GARUTNEWSTODAY.COM – Garut – Narasi kritik tajam terhadap kebijakan keuangan Pemerintah Kabupaten Garut kembali mencuat di media sosial. Seorang warga Garut asli Caringin, melalui akun Instagram @denski menyoroti adanya ketimpangan besar dalam struktur APBD Kabupaten Garut Tahun 2025 yang nilainya nyaris sempurna mencapai Rp 5 triliun.
Dalam unggahannya yang viral di media sosial, warga tersebut menampilkan data postur APBD Garut 2025 dengan total Rp 4,9 triliun. Ia mempertanyakan bagaimana mungkin dengan anggaran sebesar itu, masih banyak warga lanjut usia (lansia) di Garut yang masih harus bekerja keras hanya untuk mendapat upah Rp 10–15 ribu per hari dalam menyambung hidup.
“Dengan APBD hampir lima triliun, masa masih banyak lansia yang kerja serabutan demi makan di berbagai daerah. Ada yang jadi kuli, ada yang nyapu di jalan, tapi gaji pegawai dan pejabatnya miliaran,” ujarnya dalam video berdurasi kurang dari satu menit yang diunggah ke Instagram storynya.
Warga tersebut menyoroti sejumlah alokasi anggaran Pemkab Garut yang dinilainya tidak mencerminkan keadilan sosial bagi warganya, antara lain: belanja pegawai yang mencapai lebih dari Rp 2 triliun, anggaran rapat dan perjalanan dinas sekitar Rp 12 miliar, biaya makan dan minum miliaran rupiah, belanja alat tulis kantor (ATK), serta pengadaan seragam pegawai dengan nominal fantastis.
“Buat ATK sekian miliar, buat meeting belasan miliar, sampai baju kita beliin loh, pajak rakyat harusnya dialokasikan dengan tepat sih,” tambahnya dalam unggahan yang kini ramai dibagikan di berbagai platform media sosial.

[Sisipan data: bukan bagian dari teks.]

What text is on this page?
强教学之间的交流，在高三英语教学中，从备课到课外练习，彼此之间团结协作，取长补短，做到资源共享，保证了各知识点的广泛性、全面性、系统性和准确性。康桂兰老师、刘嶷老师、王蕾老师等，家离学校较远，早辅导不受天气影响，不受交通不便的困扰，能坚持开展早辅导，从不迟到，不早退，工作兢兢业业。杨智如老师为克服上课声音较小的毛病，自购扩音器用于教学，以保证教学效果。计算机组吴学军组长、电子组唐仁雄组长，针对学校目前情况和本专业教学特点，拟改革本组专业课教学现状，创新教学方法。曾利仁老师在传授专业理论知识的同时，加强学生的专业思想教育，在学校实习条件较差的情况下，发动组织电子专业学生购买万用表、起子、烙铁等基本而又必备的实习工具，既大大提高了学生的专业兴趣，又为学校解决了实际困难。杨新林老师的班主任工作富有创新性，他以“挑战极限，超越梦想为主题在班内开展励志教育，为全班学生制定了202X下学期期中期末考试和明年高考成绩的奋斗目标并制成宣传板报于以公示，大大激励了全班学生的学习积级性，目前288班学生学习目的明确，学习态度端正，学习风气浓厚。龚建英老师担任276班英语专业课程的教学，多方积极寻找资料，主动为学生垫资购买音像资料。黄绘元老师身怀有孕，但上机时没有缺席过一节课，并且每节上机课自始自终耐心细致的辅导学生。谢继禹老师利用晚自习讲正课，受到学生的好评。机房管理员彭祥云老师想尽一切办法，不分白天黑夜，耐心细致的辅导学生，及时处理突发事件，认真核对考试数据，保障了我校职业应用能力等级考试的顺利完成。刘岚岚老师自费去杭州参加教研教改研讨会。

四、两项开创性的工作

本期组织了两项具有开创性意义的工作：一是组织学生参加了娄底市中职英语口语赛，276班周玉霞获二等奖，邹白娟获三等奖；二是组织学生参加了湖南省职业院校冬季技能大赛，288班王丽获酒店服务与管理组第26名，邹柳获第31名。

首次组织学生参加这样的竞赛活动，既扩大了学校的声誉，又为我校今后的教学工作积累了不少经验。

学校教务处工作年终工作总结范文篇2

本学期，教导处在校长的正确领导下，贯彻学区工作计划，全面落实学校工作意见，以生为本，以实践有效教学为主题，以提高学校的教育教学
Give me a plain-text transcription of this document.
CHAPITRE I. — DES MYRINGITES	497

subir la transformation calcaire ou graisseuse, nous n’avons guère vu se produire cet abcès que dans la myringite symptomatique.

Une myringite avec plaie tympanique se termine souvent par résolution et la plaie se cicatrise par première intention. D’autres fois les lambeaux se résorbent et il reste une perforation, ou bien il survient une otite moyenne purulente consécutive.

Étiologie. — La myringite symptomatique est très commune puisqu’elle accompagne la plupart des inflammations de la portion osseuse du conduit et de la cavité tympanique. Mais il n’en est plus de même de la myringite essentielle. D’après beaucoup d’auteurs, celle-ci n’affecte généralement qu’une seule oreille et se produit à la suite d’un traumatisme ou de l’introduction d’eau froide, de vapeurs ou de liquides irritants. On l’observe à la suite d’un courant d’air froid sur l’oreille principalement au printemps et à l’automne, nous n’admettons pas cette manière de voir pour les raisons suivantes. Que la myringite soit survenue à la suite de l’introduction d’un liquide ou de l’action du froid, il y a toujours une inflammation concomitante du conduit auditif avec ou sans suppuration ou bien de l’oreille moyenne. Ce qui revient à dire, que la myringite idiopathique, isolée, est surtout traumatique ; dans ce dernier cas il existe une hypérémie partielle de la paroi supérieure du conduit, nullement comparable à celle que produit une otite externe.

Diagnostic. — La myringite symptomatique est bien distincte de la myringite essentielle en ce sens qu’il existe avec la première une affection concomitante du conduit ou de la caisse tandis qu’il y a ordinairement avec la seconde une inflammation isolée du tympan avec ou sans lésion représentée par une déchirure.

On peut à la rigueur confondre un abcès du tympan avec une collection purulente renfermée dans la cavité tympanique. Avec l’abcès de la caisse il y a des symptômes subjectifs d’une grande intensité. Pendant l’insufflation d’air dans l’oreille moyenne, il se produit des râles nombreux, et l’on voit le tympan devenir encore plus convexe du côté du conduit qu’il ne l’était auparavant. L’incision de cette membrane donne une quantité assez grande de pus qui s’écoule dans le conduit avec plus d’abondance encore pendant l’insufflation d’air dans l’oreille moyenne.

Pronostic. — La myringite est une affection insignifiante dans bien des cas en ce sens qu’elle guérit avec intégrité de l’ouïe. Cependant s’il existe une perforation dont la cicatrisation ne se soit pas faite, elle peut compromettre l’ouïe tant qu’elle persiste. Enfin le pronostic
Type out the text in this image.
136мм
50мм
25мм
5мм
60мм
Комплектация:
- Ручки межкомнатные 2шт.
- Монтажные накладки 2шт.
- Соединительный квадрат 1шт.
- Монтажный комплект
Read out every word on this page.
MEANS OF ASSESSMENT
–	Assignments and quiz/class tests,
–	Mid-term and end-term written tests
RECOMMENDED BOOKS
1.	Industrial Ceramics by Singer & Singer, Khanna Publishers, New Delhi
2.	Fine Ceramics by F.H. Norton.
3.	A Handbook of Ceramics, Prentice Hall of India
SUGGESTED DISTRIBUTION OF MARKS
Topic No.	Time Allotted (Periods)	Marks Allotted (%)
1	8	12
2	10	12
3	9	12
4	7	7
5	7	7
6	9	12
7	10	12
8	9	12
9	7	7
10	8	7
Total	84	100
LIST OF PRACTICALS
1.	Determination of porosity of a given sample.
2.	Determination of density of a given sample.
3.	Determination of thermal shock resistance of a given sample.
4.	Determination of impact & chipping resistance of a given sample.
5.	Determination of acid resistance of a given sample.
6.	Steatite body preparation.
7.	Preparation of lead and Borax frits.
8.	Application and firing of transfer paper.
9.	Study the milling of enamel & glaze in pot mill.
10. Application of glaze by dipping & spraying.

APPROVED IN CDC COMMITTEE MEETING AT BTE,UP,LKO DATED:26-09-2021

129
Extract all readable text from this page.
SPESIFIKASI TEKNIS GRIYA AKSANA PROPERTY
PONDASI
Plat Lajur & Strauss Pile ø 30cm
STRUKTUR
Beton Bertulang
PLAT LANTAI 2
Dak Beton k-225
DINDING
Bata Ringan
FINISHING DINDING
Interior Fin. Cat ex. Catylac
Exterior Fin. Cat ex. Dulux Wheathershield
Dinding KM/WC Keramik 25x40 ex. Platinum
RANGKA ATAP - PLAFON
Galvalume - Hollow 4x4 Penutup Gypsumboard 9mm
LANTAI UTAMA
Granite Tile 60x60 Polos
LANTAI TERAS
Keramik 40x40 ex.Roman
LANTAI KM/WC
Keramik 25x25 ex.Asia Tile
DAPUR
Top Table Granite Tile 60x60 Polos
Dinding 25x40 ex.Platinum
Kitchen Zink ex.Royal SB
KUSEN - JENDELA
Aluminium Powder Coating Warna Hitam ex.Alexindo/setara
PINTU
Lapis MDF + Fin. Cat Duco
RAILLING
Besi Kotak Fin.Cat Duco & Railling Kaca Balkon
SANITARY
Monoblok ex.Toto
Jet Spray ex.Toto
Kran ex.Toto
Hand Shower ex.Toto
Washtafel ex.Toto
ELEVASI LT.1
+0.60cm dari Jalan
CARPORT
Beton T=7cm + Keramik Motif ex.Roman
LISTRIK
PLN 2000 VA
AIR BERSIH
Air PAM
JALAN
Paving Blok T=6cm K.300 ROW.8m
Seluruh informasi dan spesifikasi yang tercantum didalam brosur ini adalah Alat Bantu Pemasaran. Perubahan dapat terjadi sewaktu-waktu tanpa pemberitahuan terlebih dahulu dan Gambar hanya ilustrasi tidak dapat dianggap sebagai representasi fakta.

Postur anggaran 2025: belanja besar, realisasi belum maksimal. Berdasarkan data yang beredar, dari total pagu Rp 4,9 triliun, realisasi anggaran baru mencapai sekitar Rp 3,6 triliun atau sekitar 73,67%. Sementara itu, beberapa sektor sosial dan pelayanan dasar seperti pemberdayaan masyarakat, pendidikan nonformal, dan kesejahteraan sosial masih belum menunjukkan penyerapan optimal bahkan nyaris jadi bahan bancakan pula.

Pada sektor-sektor tersebut, menurut Dosen kebijakan publik STISIP Samudera Indonesia Selatan, Ade Burhanudin, S.I.P., M.Si., menyampaikan bahwa semestinya menjadi prioritas utama dalam belanja daerah.
“Kritik warga ini tentu sangat relevan. APBD bukan sekadar nominal, tapi refleksi keadilan dan kesejahteraan harus didistribusikan dengan penuh integritas. Ketika pegawai nyaman tapi rakyat masih lapar, tentunya ada yang salah dalam arah kebijakan, tata kelola fiskal kita,” tegas Ade Burhanudin saat dimintai tanggapan oleh media.
Transparansi dan akuntabilitas dipertanyakan apabila realisasi APBD tidak sesuai semestinya. Kritik ini menambah daftar panjang tuntutan publik agar Pemkab Garut lebih transparan dalam pengelolaan APBD. Laporan keuangan daerah selama ini memang tersedia secara terbuka, namun sebagian masyarakat menilai bahwa laporan realisasi anggaran tidak cukup menjelaskan dampak nyata terhadap peningkatan kesejahteraan warga.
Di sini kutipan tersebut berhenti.